HTLV-1 and HTLV-2 are highly related retroviruses that transform T-lymphocytes in cell culture, but display distinct pathobiology in vivo. HTLV-1 is the causative infectious agent of adult T-cell leukemia/lymphoma (ATL) and a neurodegenerative disease (HAM/TSP), whereas HTLV-2 is nonpathogenic. HTLV-1 encodes a protein on the antisense strand of its proviral genome called HTLV-1 basic leucine zipper (bZIP) factor (HBZ), which inhibits Tax-mediated viral transcription and is required for high proviral load and efficient viral persistence. Studies have shown that HBZ also modulates several cellular pathways that include activating protein-1 (AP-1), NF-κB, and innate immune responses. HTLV-2 also encodes a protein on the antisense genome strand named antisense protein of HTLV-2 (APH-2). Like HBZ, APH-2 also inhibits Tax-mediated viral transcription. However, we show that unlike HBZ, loss of APH-2 results in enhanced viral replication and viral persistence in infected rabbits. This led us to hypothesize that HBZ and APH-2 modulate cellular pathways differently, which translates to the distinct HTLV-1 and HTLV-2 pathobiology. In this study we directly compared APH-2 and HBZ biologic properties and functions on known HBZ-modulated pathways. We provide evidence that APH-2 protein is significantly less stable than HBZ protein (half-life approximately 30m vs. 6.5h). Despite the difference in protein half-life, HTLV-2 does not compensate for this instability by increasing APH-2 mRNA copy number.
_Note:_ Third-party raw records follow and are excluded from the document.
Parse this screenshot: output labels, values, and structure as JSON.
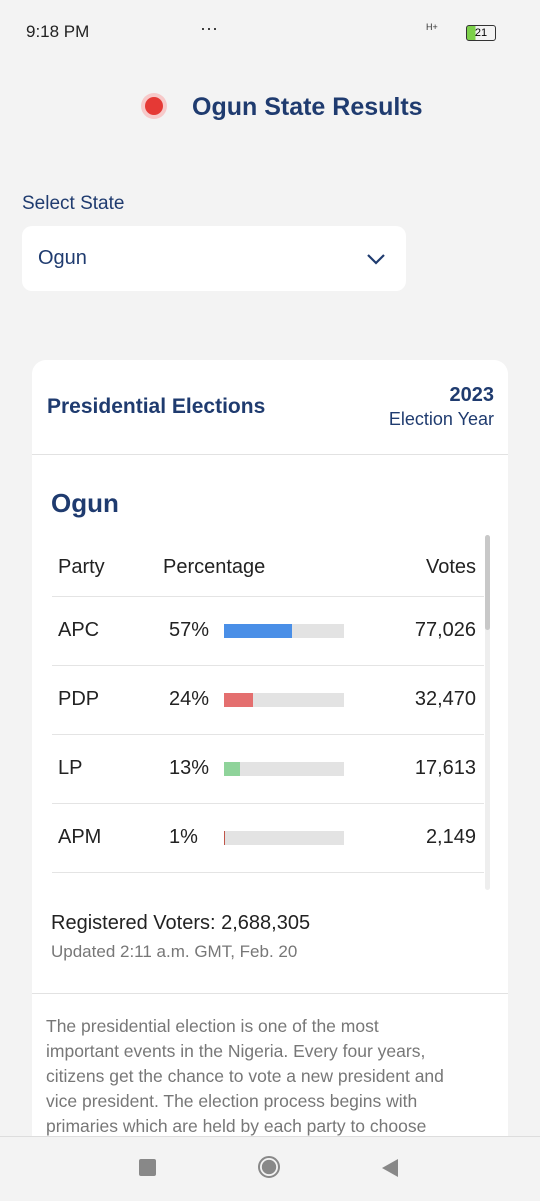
{
  "status_bar": {
    "time": "9:18 PM",
    "network": "H+",
    "battery": "21",
    "more": "···"
  },
  "header": {
    "title": "Ogun State Results"
  },
  "selector": {
    "label": "Select State",
    "value": "Ogun"
  },
  "card": {
    "title": "Presidential Elections",
    "year": "2023",
    "year_label": "Election Year",
    "state": "Ogun",
    "table": {
      "columns": [
        "Party",
        "Percentage",
        "Votes"
      ],
      "rows": [
        {
          "party": "APC",
          "percentage": {
            "value": 57,
            "label": "57%"
          },
          "votes": "77,026",
          "color": "#4a8fe7"
        },
        {
          "party": "PDP",
          "percentage": {
            "value": 24,
            "label": "24%"
          },
          "votes": "32,470",
          "color": "#e46f6f"
        },
        {
          "party": "LP",
          "percentage": {
            "value": 13,
            "label": "13%"
          },
          "votes": "17,613",
          "color": "#8fd39a"
        },
        {
          "party": "APM",
          "percentage": {
            "value": 1,
            "label": "1%"
          },
          "votes": "2,149",
          "color": "#c0564a"
        }
      ]
    },
    "registered": "Registered Voters: 2,688,305",
    "updated": "Updated 2:11 a.m. GMT, Feb. 20",
    "description": [
      "The presidential election is one of the most",
      "important events in the Nigeria. Every four years,",
      "citizens get the chance to vote a new president and",
      "vice president. The election process begins with",
      "primaries which are held by each party to choose"
    ]
  }
}
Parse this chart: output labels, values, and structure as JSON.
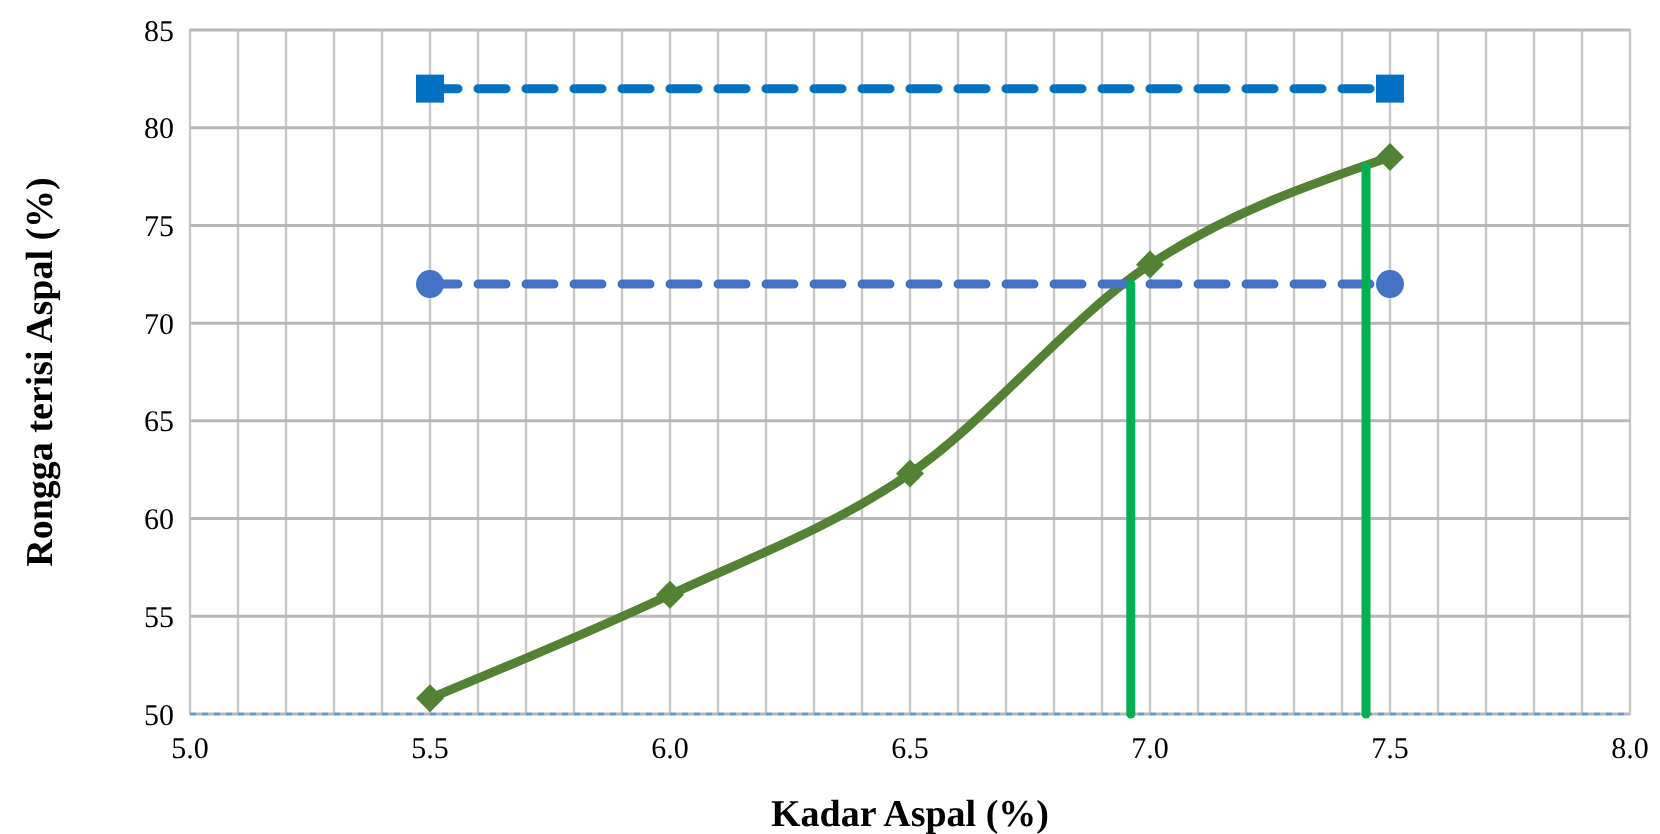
{
  "chart_data": {
    "type": "line",
    "xlabel": "Kadar Aspal (%)",
    "ylabel": "Rongga terisi Aspal (%)",
    "xlim": [
      5.0,
      8.0
    ],
    "ylim": [
      50,
      85
    ],
    "xticks": [
      {
        "value": 5.0,
        "label": "5.0"
      },
      {
        "value": 5.1,
        "label": null
      },
      {
        "value": 5.2,
        "label": null
      },
      {
        "value": 5.3,
        "label": null
      },
      {
        "value": 5.4,
        "label": null
      },
      {
        "value": 5.5,
        "label": "5.5"
      },
      {
        "value": 5.6,
        "label": null
      },
      {
        "value": 5.7,
        "label": null
      },
      {
        "value": 5.8,
        "label": null
      },
      {
        "value": 5.9,
        "label": null
      },
      {
        "value": 6.0,
        "label": "6.0"
      },
      {
        "value": 6.1,
        "label": null
      },
      {
        "value": 6.2,
        "label": null
      },
      {
        "value": 6.3,
        "label": null
      },
      {
        "value": 6.4,
        "label": null
      },
      {
        "value": 6.5,
        "label": "6.5"
      },
      {
        "value": 6.6,
        "label": null
      },
      {
        "value": 6.7,
        "label": null
      },
      {
        "value": 6.8,
        "label": null
      },
      {
        "value": 6.9,
        "label": null
      },
      {
        "value": 7.0,
        "label": "7.0"
      },
      {
        "value": 7.1,
        "label": null
      },
      {
        "value": 7.2,
        "label": null
      },
      {
        "value": 7.3,
        "label": null
      },
      {
        "value": 7.4,
        "label": null
      },
      {
        "value": 7.5,
        "label": "7.5"
      },
      {
        "value": 7.6,
        "label": null
      },
      {
        "value": 7.7,
        "label": null
      },
      {
        "value": 7.8,
        "label": null
      },
      {
        "value": 7.9,
        "label": null
      },
      {
        "value": 8.0,
        "label": "8.0"
      }
    ],
    "yticks": [
      50,
      55,
      60,
      65,
      70,
      75,
      80,
      85
    ],
    "grid": true,
    "ref_lines": [
      {
        "axis": "y",
        "value": 50,
        "color": "#5b9bd5",
        "line_style": "dotted"
      }
    ],
    "series": [
      {
        "color": "#548235",
        "x": [
          5.5,
          6.0,
          6.5,
          7.0,
          7.5
        ],
        "values": [
          50.8,
          56.1,
          62.3,
          73.0,
          78.5
        ],
        "marker": "diamond",
        "line_style": "solid"
      },
      {
        "color": "#0070c0",
        "x": [
          5.5,
          7.5
        ],
        "values": [
          82,
          82
        ],
        "marker": "square",
        "line_style": "dashed"
      },
      {
        "color": "#4472c4",
        "x": [
          5.5,
          7.5
        ],
        "values": [
          72,
          72
        ],
        "marker": "circle",
        "line_style": "dashed"
      },
      {
        "color": "#00b050",
        "x": [
          6.96,
          6.96
        ],
        "values": [
          50,
          72
        ],
        "marker": "none",
        "line_style": "solid"
      },
      {
        "color": "#00b050",
        "x": [
          7.45,
          7.45
        ],
        "values": [
          50,
          78
        ],
        "marker": "none",
        "line_style": "solid"
      }
    ]
  }
}
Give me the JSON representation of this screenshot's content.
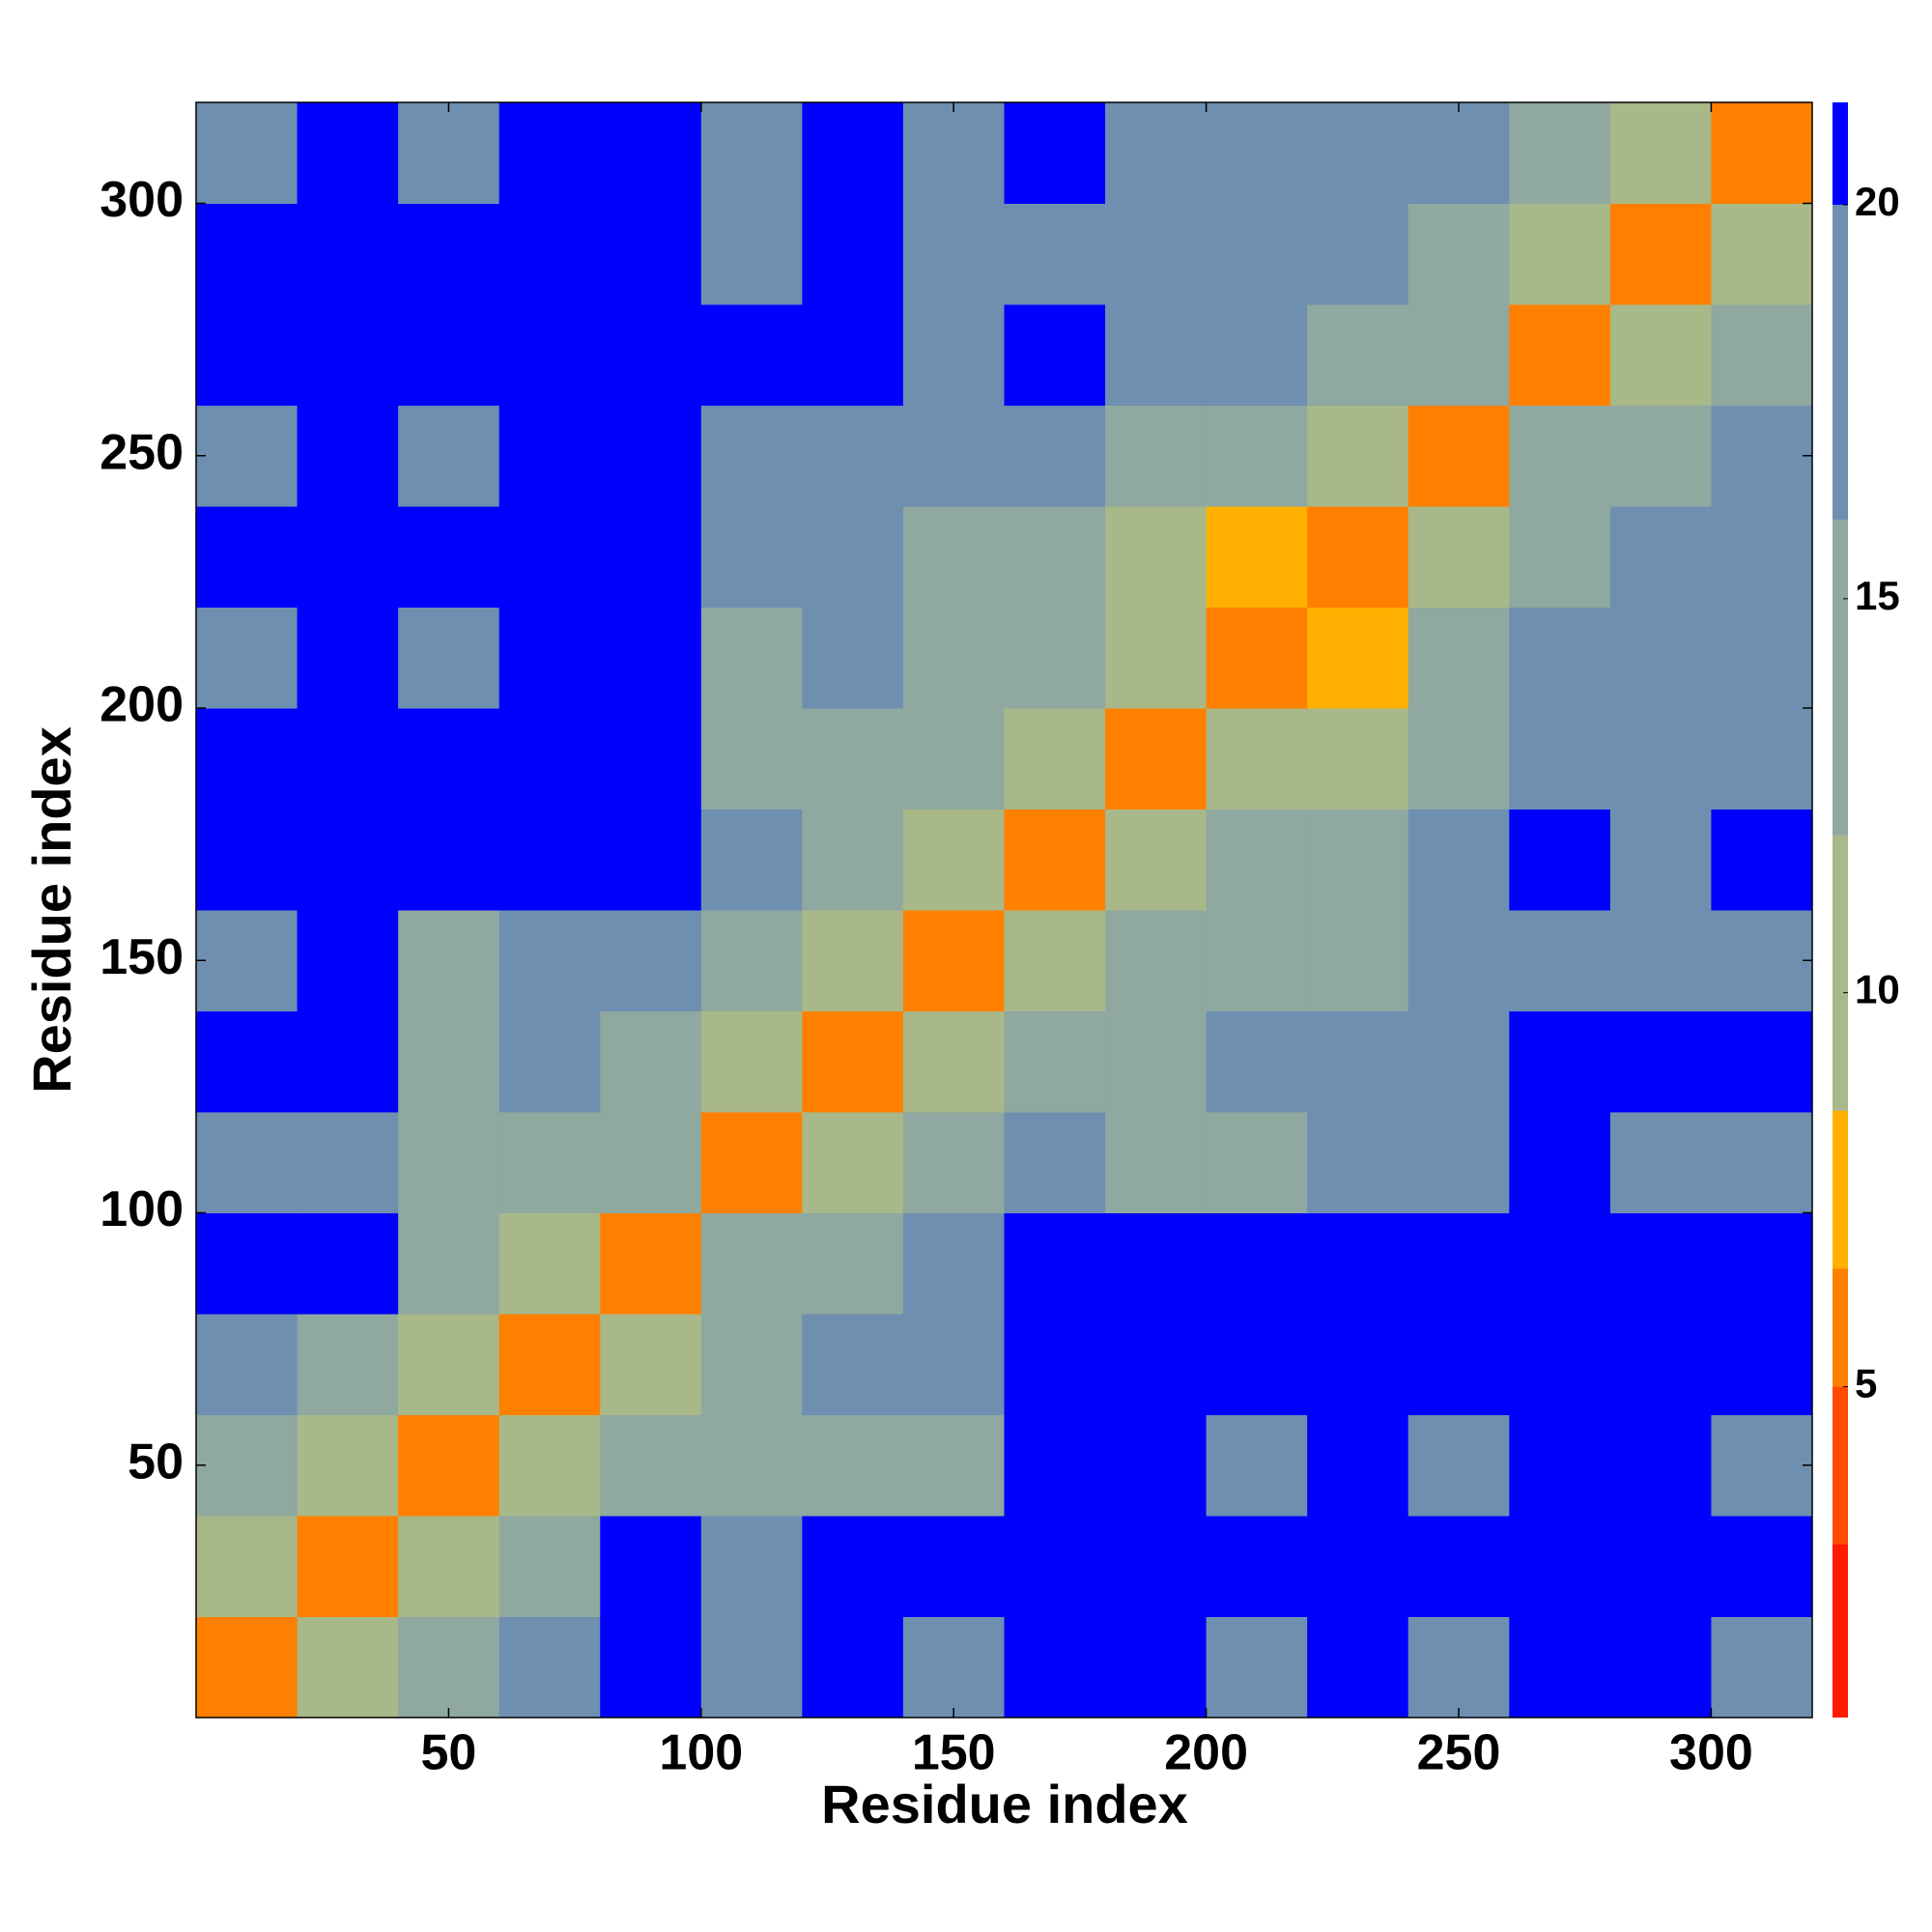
{
  "chart_data": {
    "type": "heatmap",
    "xlabel": "Residue index",
    "ylabel": "Residue index",
    "x": [
      10,
      30,
      50,
      70,
      90,
      110,
      130,
      150,
      170,
      190,
      210,
      230,
      250,
      270,
      290,
      310
    ],
    "y": [
      10,
      30,
      50,
      70,
      90,
      110,
      130,
      150,
      170,
      190,
      210,
      230,
      250,
      270,
      290,
      310
    ],
    "z": [
      [
        6,
        11,
        14,
        18,
        21,
        17,
        21,
        19,
        21,
        21,
        19,
        21,
        17,
        21,
        21,
        18
      ],
      [
        11,
        6,
        10,
        14,
        21,
        17,
        21,
        21,
        21,
        21,
        21,
        21,
        21,
        21,
        21,
        21
      ],
      [
        14,
        10,
        6,
        9,
        15,
        14,
        16,
        16,
        21,
        21,
        17,
        21,
        17,
        21,
        21,
        18
      ],
      [
        18,
        14,
        9,
        6,
        12,
        16,
        18,
        18,
        21,
        21,
        21,
        21,
        21,
        21,
        21,
        21
      ],
      [
        21,
        21,
        15,
        12,
        6,
        13,
        16,
        19,
        21,
        21,
        21,
        21,
        21,
        21,
        21,
        21
      ],
      [
        17,
        17,
        14,
        16,
        13,
        6,
        9,
        13,
        17,
        16,
        16,
        19,
        18,
        21,
        20,
        18
      ],
      [
        21,
        21,
        16,
        18,
        16,
        9,
        6,
        10,
        14,
        16,
        18,
        19,
        19,
        21,
        21,
        21
      ],
      [
        19,
        21,
        16,
        18,
        19,
        13,
        10,
        6,
        10,
        13,
        15,
        15,
        18,
        20,
        19,
        18
      ],
      [
        21,
        21,
        21,
        21,
        21,
        17,
        14,
        10,
        6,
        9,
        13,
        15,
        18,
        21,
        19,
        21
      ],
      [
        21,
        21,
        21,
        21,
        21,
        16,
        16,
        13,
        9,
        6,
        9,
        12,
        16,
        19,
        18,
        20
      ],
      [
        19,
        21,
        17,
        21,
        21,
        16,
        18,
        15,
        13,
        9,
        6,
        8,
        15,
        17,
        17,
        18
      ],
      [
        21,
        21,
        21,
        21,
        21,
        19,
        19,
        15,
        15,
        12,
        8,
        6,
        10,
        14,
        17,
        17
      ],
      [
        17,
        21,
        17,
        21,
        21,
        18,
        19,
        18,
        18,
        16,
        15,
        10,
        6,
        14,
        15,
        17
      ],
      [
        21,
        21,
        21,
        21,
        21,
        21,
        21,
        20,
        21,
        19,
        17,
        14,
        14,
        6,
        12,
        15
      ],
      [
        21,
        21,
        21,
        21,
        21,
        20,
        21,
        19,
        19,
        18,
        17,
        17,
        15,
        12,
        6,
        9
      ],
      [
        18,
        21,
        18,
        21,
        21,
        18,
        21,
        18,
        21,
        20,
        18,
        17,
        17,
        15,
        9,
        6
      ]
    ],
    "xlim": [
      0,
      320
    ],
    "ylim": [
      0,
      320
    ],
    "xticks": [
      50,
      100,
      150,
      200,
      250,
      300
    ],
    "yticks": [
      50,
      100,
      150,
      200,
      250,
      300
    ],
    "zlim": [
      0.8,
      21.3
    ],
    "zticks": [
      5,
      10,
      15,
      20
    ],
    "levels": [
      0.8,
      3,
      5,
      6.5,
      8.5,
      12,
      16,
      20,
      21.3
    ],
    "colors": [
      "#ff1a00",
      "#ff4a00",
      "#ff8000",
      "#ffb000",
      "#a8b888",
      "#8fa8a0",
      "#6f8fb0",
      "#0000ff"
    ]
  }
}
Additionally, APH-2 and HBZ share similar mRNA stability measurements. We further show that APH-2 inhibits the transforming growth factor β (TGF-β) signaling pathway in contrast to HBZ's enhancement. Like HBZ, APH-2 is able to inhibit the cellular transcription factors p65 (NF-κB) and interferon response factor (IRF)-1. Taken together our results indicate that APH-2 is limited in some functions it shares with HBZ. Further studies should focus on distinct HBZ functions and interacting pathways to find new potential therapeutic targets for HTLV-1 disease.